Creating a Target requires two arguments:

  • The fs argument is an fsspec filesystem. Fsspec supports many different types of storage via its built in and third party implementations.

  • The root_path argument specifies the specific path where the data should be stored.

For example, creating a storage target for AWS S3 might look like this:

import s3fs
fs = s3fs.S3FileSystem(key="MY_AWS_KEY", secret="MY_AWS_SECRET")
target_path = "pangeo-forge-bucket/my-dataset-v1.zarr"
target = FSSpecTarget(fs=fs, root_path=target_path)

Temporary data is can be cached via a pangeo_forge_recipes.storage.CacheFSSpecTarget object.
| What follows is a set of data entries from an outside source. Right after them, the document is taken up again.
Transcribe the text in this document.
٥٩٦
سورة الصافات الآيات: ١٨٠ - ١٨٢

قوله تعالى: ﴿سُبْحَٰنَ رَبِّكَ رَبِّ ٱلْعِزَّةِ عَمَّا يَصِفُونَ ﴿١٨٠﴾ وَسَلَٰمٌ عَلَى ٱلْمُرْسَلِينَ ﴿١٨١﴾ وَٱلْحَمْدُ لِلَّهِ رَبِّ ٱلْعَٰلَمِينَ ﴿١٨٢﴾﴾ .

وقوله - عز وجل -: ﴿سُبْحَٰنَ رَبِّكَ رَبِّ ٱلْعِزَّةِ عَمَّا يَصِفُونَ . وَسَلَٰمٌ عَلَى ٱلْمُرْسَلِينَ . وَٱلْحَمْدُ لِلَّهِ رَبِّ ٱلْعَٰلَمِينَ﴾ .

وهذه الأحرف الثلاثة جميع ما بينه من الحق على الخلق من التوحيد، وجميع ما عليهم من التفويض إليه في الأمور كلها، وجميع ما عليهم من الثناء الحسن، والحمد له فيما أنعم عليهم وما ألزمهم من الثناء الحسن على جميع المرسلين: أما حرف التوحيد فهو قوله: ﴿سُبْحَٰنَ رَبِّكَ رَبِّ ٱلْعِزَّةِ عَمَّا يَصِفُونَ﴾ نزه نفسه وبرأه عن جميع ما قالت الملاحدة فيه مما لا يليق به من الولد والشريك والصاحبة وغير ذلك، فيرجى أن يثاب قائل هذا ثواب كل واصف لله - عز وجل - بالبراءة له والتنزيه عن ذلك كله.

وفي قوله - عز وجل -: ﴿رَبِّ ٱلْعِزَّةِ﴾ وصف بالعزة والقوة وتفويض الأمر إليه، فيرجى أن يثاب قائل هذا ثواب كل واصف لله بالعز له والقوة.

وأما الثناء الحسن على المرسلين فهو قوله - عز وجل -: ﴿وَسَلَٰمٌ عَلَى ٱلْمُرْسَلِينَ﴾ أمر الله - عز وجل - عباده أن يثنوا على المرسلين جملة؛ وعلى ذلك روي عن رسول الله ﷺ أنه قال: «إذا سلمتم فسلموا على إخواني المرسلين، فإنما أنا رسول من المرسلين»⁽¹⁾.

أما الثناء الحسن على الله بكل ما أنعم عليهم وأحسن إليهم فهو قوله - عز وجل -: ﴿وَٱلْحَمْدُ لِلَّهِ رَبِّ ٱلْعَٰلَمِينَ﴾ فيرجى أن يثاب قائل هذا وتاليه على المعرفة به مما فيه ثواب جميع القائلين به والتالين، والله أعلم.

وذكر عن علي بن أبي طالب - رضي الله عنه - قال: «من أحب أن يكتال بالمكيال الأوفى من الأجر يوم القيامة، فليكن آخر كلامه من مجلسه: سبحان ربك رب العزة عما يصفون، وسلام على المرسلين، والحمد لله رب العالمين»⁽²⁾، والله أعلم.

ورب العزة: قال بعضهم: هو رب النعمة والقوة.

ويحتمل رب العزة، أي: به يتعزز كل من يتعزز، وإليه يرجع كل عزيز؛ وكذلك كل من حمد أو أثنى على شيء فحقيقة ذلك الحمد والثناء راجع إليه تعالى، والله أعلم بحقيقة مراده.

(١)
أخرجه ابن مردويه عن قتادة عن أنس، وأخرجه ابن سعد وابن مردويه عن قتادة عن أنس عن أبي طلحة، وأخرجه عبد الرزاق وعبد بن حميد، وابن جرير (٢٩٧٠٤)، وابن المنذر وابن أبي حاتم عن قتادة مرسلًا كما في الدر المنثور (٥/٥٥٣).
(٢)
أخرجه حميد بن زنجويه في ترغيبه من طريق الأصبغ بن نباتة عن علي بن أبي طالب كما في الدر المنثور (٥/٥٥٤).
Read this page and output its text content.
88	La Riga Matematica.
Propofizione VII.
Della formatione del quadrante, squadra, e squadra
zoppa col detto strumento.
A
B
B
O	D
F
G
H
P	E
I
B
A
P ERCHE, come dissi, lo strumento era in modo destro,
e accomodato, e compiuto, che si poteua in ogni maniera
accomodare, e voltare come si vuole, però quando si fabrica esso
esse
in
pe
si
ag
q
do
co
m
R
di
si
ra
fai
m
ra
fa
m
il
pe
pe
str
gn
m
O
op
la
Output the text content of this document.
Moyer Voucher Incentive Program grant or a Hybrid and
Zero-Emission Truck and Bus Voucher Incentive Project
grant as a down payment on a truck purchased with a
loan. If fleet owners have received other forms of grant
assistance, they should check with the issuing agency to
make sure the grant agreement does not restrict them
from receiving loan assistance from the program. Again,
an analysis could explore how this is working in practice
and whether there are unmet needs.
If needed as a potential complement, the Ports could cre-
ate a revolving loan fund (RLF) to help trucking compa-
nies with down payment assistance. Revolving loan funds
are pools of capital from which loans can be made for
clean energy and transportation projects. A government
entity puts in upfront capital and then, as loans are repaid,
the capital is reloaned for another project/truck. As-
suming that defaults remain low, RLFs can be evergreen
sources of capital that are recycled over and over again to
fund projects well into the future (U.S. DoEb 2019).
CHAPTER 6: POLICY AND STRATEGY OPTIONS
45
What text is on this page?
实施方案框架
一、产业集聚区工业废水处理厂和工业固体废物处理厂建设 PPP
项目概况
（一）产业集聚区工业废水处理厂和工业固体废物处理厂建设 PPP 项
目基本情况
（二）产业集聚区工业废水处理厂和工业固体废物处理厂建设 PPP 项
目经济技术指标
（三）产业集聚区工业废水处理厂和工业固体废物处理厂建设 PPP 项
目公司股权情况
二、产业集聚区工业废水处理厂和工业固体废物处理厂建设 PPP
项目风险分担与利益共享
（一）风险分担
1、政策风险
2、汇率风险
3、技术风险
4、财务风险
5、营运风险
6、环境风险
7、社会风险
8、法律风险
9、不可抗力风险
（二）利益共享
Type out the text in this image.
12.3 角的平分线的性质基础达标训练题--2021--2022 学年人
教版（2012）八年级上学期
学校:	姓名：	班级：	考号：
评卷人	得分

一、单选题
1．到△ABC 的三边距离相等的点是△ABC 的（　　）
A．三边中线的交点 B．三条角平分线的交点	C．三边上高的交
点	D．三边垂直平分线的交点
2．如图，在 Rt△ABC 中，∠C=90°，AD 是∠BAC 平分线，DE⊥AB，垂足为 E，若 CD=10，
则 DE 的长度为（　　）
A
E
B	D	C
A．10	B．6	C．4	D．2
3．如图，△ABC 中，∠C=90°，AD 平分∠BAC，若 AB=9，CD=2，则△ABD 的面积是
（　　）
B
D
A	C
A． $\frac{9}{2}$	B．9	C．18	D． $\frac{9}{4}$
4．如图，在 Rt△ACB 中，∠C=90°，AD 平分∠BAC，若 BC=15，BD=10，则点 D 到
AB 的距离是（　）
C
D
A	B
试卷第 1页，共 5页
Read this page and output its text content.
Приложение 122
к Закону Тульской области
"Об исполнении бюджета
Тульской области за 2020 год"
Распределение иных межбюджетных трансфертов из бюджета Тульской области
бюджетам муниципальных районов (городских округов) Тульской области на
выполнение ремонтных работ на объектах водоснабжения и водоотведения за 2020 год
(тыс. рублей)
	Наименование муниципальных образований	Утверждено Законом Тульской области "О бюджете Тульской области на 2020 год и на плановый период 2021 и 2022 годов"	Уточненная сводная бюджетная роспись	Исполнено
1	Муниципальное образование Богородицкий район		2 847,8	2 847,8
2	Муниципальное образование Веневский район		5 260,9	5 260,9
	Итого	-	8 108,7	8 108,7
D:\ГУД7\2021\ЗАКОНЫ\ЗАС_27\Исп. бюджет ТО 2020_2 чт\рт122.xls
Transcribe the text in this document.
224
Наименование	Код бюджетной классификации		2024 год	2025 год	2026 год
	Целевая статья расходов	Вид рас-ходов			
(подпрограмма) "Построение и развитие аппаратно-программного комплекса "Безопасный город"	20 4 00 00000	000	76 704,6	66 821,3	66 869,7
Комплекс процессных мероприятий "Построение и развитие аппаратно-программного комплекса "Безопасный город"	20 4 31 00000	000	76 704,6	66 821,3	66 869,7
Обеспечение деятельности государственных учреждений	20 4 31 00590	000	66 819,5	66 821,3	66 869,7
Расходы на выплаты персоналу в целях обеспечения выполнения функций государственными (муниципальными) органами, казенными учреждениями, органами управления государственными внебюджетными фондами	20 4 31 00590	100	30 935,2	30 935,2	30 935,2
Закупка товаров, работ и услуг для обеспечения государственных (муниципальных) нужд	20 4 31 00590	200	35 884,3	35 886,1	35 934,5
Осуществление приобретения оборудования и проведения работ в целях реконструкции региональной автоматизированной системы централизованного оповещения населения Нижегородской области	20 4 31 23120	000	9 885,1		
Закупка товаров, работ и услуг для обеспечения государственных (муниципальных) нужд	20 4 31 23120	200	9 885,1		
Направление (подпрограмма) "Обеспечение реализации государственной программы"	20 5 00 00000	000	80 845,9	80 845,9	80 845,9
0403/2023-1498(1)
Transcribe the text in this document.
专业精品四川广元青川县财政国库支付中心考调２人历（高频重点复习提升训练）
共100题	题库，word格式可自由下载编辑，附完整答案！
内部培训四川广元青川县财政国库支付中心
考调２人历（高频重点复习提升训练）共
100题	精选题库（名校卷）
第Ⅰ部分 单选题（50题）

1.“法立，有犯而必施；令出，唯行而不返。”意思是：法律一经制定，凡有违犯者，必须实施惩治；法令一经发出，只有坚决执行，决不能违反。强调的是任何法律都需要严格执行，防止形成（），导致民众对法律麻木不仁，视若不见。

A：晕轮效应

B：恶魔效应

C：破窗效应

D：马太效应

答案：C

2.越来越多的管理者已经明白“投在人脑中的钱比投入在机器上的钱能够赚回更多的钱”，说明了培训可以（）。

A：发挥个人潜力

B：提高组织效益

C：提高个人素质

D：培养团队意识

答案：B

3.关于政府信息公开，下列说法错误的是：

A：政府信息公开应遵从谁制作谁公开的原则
Some recipes require separate caching of metadata, which is provided by a third pangeo_forge_recipes.storage.FSSpecTarget.

class pangeo_forge_recipes.storage.FSSpecTarget(fs, root_path='')

Representation of a storage target for Pangeo Forge.

Parameters
  • fs (AbstractFileSystem) – The filesystem object we are writing to.

  • root_path (str) – The path under which the target data will be stored.

exists(path)

Check that the file is in the cache.

Return type

bool

get_mapper()

Get a mutable mapping object suitable for storing Zarr data.

Return type

FSMap

open(path, **kwargs)

Open file with a context manager.

Return type

Iterator[Any]

rm(path)

Remove file from the cache.

Return type

None

size(path)

Get file size

Return type

int

class pangeo_forge_recipes.storage.FlatFSSpecTarget(fs, root_path='')

Bases: pangeo_forge_recipes.storage.FSSpecTarget

A target that sanitizes all the path names so that everything is stored in a single directory.

Designed to be used as a cache for inputs.

class pangeo_forge_recipes.storage.CacheFSSpecTarget(fs, root_path='')

Bases: pangeo_forge_recipes.storage.FlatFSSpecTarget

Alias for FlatFSSpecTarget